Tags: current events, history, personal

John Paul Jones's crypt in Annapolis. Photo: U.S. Naval Academy
With Detroit: A Biography doing well less than two weeks after its official pub date, I've already been looking ahead to the next project. And I'm pleased to let you know that my agent, Jane Dystel of Dystel & Goderich, has reached an agreement with Chicago Review Press for Jones's Bones: The Search for an American Hero (that's the working title, anyway), a look at the obsessive hunt in fin de siecle Paris for the body of the man recognized as the father of the U.S. Navy. I'm doubly pleased because CRP did such a great job with Detroit, and I'll be working with the same editor, Jerome Pohlen, and his crew.
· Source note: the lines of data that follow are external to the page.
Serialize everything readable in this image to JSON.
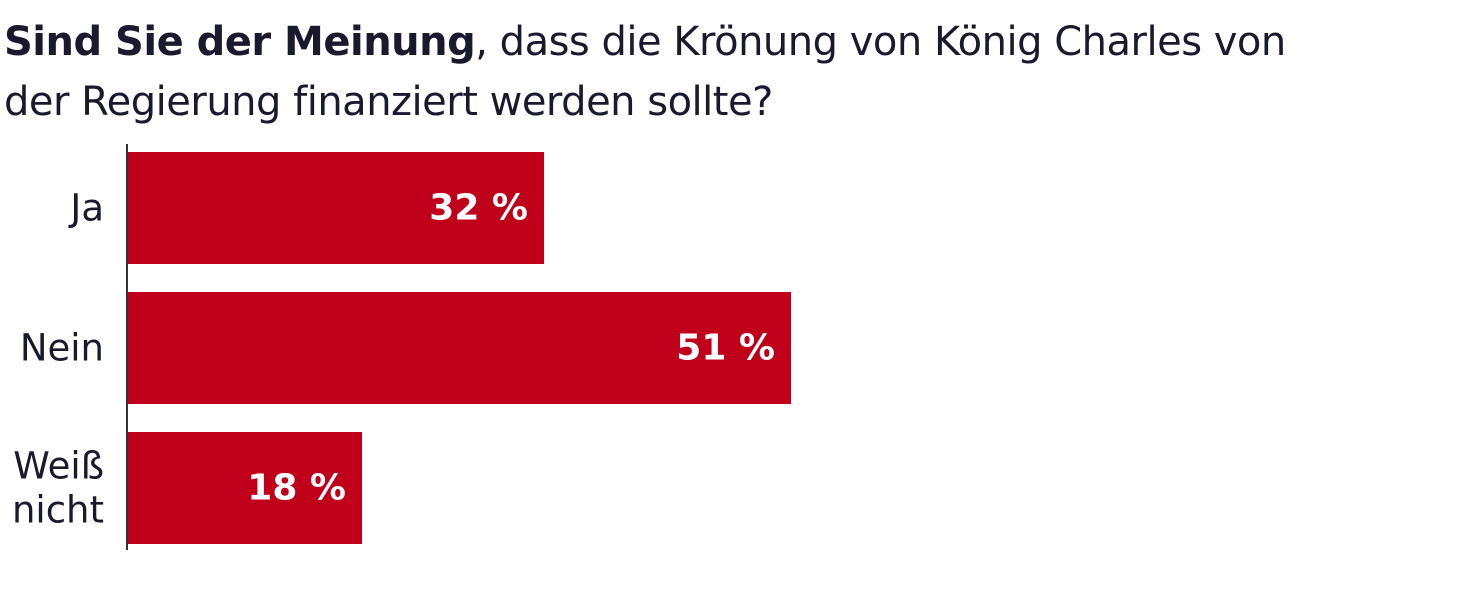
{
  "chart_data": {
    "type": "bar",
    "orientation": "horizontal",
    "title_bold": "Sind Sie der Meinung",
    "title_rest": ", dass die Krönung von König Charles von der Regierung finanziert werden sollte?",
    "categories": [
      [
        "Ja"
      ],
      [
        "Nein"
      ],
      [
        "Weiß",
        "nicht"
      ]
    ],
    "values": [
      32,
      51,
      18
    ],
    "value_labels": [
      "32 %",
      "51 %",
      "18 %"
    ],
    "xlim": [
      0,
      100
    ],
    "grid": false,
    "legend": "none",
    "colors": {
      "bar": "#c0001a",
      "axis": "#333333",
      "label": "#1a1a2e"
    }
  }
}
John Paul Jones had a checkered life after the Revolutionary War, and died of natural causes in Paris in 1792 in the midst of the French Revolution. Amid the tumult, his body was dropped in the sole Protestant cemetery and the location promptly forgotten, the cemetery eventually covered over with buildings. More than a century later, U.S. Ambassador Horace Porter - a Civil War vet, former top aide to Ulysses S. Grant (in the Union Army and the White House) and the moving force behind establishing Grant's Tomb as a monument - decided Jones deserved better. So he made it so, in dramatic fashion and at his own expense, including digging a network of shafts and tunnels beneath buildings in Paris to explore the old cemetery to find the right body.

I've already done some early research, and it's a fascinating story. Look for it in Spring of 2014 (tentative). And naturally, there will be occasional updates before then.

Oh, and the crime novel I wrote? It's still wandering around publishing houses looking for a home. So think good thoughts for that project, too.